Wednesday, August 17, 2016

The Yellow Wind by David Grossman

David Grossman was a novelist when he was commissioned in 1987 to write a series of articles describing his perceptions of conditions in the occupied West Bank at the time of the twentieth anniversary of Israel’s Six Day War. What he wrote became a sensation in Israel. A book of the articles was published. Portions of that book were published in The New Yorker, and translations offered access throughout the world.

My initial reaction upon reading this thirty years since it was written was that it seemed dated. Those of us since who have been willing to grapple with the scene there have encountered stories like these before. The point, I guess, is that the problem has never been resolved and instead has festered, infected, and inflamed an entire region.

Grossman was remarkably naive in his writing—by that I mean he registered his reactions without much apparent editing. When he was horrified and distressed recognizing that Arab children were being taught to hate and kill Jews, he said so. When he discovered he lacked remorse when an Arab’s family home was torn down and the family banished because the son had committed murder, he said so. “They had raised the son and were therefore responsible” was his logic.

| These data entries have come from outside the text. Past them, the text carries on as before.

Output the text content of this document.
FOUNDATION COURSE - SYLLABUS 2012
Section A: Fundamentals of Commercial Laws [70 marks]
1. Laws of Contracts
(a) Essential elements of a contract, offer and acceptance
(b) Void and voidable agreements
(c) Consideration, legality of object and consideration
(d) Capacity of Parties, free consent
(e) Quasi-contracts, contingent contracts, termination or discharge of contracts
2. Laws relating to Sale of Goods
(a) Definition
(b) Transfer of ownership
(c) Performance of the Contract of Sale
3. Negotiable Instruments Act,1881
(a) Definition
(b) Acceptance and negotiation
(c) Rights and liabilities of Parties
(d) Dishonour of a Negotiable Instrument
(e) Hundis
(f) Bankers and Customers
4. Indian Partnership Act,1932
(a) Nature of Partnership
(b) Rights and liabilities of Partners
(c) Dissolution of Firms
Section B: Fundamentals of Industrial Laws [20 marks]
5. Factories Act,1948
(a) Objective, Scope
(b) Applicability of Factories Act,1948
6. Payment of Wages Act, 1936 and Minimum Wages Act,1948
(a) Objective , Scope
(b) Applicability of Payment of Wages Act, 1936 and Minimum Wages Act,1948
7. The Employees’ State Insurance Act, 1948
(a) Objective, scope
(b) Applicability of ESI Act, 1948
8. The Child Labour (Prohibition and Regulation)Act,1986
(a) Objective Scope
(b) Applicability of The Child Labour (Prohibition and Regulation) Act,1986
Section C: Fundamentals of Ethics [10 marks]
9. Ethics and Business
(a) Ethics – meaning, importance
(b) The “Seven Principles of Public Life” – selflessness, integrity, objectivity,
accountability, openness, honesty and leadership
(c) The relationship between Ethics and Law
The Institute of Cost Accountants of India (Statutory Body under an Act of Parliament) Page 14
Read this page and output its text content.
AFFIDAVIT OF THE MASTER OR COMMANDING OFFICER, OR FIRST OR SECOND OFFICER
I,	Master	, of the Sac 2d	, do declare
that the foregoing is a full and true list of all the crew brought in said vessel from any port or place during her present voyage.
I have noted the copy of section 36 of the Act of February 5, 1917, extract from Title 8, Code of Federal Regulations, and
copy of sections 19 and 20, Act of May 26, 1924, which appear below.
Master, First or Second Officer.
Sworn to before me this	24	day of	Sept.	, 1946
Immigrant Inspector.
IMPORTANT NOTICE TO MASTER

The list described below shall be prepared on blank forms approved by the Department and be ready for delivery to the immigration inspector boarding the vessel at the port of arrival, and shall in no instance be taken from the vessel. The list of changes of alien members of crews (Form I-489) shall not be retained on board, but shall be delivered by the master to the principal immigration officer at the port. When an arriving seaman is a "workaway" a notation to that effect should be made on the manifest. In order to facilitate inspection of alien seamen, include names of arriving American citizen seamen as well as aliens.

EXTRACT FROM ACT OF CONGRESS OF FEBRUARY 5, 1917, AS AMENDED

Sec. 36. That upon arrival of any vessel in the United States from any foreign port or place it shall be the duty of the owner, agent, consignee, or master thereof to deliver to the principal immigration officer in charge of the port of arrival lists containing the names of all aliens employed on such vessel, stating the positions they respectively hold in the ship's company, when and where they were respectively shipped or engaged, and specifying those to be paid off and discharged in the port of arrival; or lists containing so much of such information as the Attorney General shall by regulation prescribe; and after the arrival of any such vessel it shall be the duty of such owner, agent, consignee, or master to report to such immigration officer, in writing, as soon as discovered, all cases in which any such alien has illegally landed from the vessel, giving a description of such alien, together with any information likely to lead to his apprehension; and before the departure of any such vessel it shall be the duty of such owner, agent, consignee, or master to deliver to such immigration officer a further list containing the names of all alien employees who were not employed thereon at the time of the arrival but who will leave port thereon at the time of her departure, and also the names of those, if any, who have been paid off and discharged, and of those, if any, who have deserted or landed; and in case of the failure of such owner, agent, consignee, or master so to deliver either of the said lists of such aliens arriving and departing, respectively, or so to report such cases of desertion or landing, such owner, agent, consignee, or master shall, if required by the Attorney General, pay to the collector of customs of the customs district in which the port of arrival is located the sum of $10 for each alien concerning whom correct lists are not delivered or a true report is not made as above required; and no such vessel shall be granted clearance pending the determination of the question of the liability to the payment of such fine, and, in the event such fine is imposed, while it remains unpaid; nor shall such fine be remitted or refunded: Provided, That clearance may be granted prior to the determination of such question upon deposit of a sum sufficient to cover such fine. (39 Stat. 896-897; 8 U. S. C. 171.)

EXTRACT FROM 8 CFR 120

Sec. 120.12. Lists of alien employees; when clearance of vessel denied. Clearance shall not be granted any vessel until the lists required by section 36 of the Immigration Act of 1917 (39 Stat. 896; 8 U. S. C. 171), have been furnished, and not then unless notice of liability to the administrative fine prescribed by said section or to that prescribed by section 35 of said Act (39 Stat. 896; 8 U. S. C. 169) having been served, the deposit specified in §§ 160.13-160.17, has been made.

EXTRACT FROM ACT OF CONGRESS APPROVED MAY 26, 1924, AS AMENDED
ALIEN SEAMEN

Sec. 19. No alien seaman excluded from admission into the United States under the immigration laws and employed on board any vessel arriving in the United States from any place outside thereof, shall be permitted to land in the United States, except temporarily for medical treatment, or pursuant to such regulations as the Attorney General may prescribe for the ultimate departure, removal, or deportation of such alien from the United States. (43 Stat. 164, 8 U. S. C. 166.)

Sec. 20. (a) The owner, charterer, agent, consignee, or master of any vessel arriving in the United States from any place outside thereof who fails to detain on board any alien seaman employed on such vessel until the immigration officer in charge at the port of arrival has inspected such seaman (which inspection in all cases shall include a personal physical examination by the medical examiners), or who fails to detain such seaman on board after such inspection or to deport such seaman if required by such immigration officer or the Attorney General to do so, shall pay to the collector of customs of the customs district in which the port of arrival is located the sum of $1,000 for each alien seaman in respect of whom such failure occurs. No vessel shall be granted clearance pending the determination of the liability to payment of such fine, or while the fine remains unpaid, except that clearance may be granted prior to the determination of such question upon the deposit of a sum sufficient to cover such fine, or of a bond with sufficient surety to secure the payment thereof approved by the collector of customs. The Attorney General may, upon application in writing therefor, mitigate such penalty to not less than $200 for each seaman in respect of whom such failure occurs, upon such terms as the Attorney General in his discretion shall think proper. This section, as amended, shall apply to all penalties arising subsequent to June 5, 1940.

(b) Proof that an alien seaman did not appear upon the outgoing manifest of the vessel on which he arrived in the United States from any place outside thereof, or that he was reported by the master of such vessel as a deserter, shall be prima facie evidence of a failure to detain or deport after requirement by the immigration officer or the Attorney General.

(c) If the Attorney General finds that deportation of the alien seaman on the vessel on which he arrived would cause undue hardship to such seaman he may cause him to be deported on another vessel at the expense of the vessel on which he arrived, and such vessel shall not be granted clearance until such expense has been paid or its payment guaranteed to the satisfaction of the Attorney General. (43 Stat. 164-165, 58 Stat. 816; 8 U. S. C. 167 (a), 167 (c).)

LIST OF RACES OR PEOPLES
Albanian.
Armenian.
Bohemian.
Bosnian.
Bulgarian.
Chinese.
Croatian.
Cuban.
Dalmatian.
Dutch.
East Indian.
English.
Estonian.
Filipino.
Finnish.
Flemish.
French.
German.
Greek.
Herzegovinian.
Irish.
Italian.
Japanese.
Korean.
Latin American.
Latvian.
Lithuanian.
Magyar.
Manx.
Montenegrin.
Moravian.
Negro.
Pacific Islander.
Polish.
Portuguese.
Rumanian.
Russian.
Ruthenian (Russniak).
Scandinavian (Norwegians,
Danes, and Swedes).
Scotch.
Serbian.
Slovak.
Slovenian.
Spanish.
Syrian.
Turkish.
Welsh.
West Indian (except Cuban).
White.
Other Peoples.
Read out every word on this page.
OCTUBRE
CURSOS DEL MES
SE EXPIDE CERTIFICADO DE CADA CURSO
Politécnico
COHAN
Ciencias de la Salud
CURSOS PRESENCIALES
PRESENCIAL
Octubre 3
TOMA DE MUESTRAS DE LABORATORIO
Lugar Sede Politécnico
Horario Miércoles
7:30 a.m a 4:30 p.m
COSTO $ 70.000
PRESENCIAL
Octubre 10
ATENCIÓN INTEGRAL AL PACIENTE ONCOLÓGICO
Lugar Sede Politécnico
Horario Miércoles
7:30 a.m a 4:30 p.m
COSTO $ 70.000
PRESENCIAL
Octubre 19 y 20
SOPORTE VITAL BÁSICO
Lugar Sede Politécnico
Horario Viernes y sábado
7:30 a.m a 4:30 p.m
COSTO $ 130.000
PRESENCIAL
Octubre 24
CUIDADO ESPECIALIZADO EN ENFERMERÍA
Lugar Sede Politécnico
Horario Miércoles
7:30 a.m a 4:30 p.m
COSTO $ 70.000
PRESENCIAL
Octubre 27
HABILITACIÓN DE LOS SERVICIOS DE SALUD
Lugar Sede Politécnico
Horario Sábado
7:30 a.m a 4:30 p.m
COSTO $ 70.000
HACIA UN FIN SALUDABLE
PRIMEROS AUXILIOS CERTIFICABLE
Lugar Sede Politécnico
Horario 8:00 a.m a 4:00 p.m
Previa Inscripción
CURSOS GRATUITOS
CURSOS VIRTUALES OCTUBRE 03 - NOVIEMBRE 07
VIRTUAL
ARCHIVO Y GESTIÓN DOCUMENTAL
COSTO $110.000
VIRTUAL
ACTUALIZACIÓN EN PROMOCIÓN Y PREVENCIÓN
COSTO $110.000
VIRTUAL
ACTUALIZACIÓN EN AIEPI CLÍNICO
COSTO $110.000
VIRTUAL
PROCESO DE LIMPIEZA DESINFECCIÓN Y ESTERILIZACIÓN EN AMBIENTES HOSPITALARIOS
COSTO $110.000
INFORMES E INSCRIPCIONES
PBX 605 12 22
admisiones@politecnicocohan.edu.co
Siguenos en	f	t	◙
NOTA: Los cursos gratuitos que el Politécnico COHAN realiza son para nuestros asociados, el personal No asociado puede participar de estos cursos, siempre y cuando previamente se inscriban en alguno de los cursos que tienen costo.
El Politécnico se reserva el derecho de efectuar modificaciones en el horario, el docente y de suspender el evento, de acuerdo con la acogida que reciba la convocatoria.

Towards the end of the book, however, his insights came hard and fast and terribly prescient. What strikes me now is how none of his insights were acted upon. All the markers I have in this book are in the last 75 pages. The paragraphs are too long to quote, so you will just have to go to the source. If you have been following the Israel Palestine saga, skim the beginning, and start reading at Chapter 12, “Sumud.” Or just read the last chapter, “The First Twenty Years.”
"The occupation is a continuing and stubborn test for both sides trapped in it…demanding that we…take a stand and make a decision. Or at least relate…Years passed…[and] I found myself developing the same voluntary suspension of questions about ethics and occupation…I have a bad feeling: I am afraid that the current situation will continue exactly as it is for another ten or twenty years. There is one excellent guarantee of that—human idiocy and the desire not to see the approaching danger. But I am sure that the moment will come when we will be forced to do something and it may well be that our position then will be much less favorable than it is now."
No one country has the corner on stupidity and reluctance to see danger. America, Europe, China...every country...has been reluctant to acknowledge climate change when it would have been so much easier to address it than now. None of us can claim to be better. There will always be those among us whose moral anguish or need to respond exceeds that of others. But I begin to think the situation in Israel/Palestine has crushed the souls of most people living there until now there is precious little left to save. Please prove to me is isn't so. Make me proud to know you.

The last paragraph of the book quotes Albert Camus. The passage from speech to moral action has a name: “To become human.”

I was led to this reading by a GR friend whose review made me want to see.